Upcoming Score Seminar – Common Legal Questions for Start-up Businesses
Matthew A. Reynolds of our Irvine, CA office will be conducting a workshop on May 27, 2014 at 6:00 PM regarding common legal questions for start-up businesses. New business owners often have questions regarding the formalities required to get their business off the ground. This seminar assists the small business owner in determining the best legal structure for their business. In addition, the seminar addresses the common types of contracts small business owners encounter and provides attendees with tips for entering contracts. Finally, the seminar will also touch on protecting the intellectual property of a small business. The workshop will take place at the Fountain Valley Library located at 17635 Los Alamos Valley, 92708. There is no cost for this seminar.
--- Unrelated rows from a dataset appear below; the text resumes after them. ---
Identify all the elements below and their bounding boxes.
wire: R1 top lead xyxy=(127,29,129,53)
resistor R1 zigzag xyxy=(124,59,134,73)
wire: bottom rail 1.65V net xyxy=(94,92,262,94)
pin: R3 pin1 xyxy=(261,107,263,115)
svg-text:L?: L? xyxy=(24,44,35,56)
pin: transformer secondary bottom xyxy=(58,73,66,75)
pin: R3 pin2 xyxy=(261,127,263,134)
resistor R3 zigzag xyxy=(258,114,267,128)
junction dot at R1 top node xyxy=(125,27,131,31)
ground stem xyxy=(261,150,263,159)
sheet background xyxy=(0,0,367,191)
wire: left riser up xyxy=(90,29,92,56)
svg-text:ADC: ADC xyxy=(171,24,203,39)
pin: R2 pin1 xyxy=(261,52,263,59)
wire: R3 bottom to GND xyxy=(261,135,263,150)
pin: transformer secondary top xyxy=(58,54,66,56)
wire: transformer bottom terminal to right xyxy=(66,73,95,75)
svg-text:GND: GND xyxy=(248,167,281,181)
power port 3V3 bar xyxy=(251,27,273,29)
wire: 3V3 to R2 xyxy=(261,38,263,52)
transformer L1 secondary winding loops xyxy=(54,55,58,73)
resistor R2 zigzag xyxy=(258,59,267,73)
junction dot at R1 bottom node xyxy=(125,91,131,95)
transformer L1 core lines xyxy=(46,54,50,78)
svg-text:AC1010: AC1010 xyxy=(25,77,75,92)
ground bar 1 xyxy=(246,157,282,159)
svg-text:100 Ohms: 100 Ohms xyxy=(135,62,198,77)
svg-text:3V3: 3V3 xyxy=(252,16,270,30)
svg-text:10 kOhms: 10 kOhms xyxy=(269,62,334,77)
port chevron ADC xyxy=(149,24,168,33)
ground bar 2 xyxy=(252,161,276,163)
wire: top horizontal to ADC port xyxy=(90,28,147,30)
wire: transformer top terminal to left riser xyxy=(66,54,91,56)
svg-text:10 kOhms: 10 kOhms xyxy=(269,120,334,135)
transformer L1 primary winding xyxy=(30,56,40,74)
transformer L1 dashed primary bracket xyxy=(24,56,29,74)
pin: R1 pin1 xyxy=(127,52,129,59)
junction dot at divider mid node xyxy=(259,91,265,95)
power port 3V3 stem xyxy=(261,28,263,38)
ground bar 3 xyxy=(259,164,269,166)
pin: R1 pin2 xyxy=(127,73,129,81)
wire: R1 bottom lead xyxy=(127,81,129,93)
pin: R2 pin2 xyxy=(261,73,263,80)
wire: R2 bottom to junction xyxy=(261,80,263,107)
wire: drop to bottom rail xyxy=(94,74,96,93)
2014 California HR Conference – Anaheim Convention Center
Kyle Kring and Laura Hess will present “So You Received a Sexual Harassment Complaint, What Not to Do, a Trial Lawyer’s Perspective,” at the 2014 California HR Conference taking place at the Anaheim Convention Center August 25, 2014 through August 27, 2014.
The workshop will include discussions on failing to implement appropriate policies and procedures prior to the alleged incident, failing to perform mandatory sexual harassment training, conducting a timely investigation and documenting the investigation, retaliating against the victim and many other topics that will assist you when dealing with a sexual harassment complaint.
Our attorneys have represented employers in all aspects of employment law. They defend employers against claims for sexual harassment, wrongful termination, retaliation, disability and age discrimination, failure to accommodate whistleblower, gender discrimination, misclassification and unpaid wages.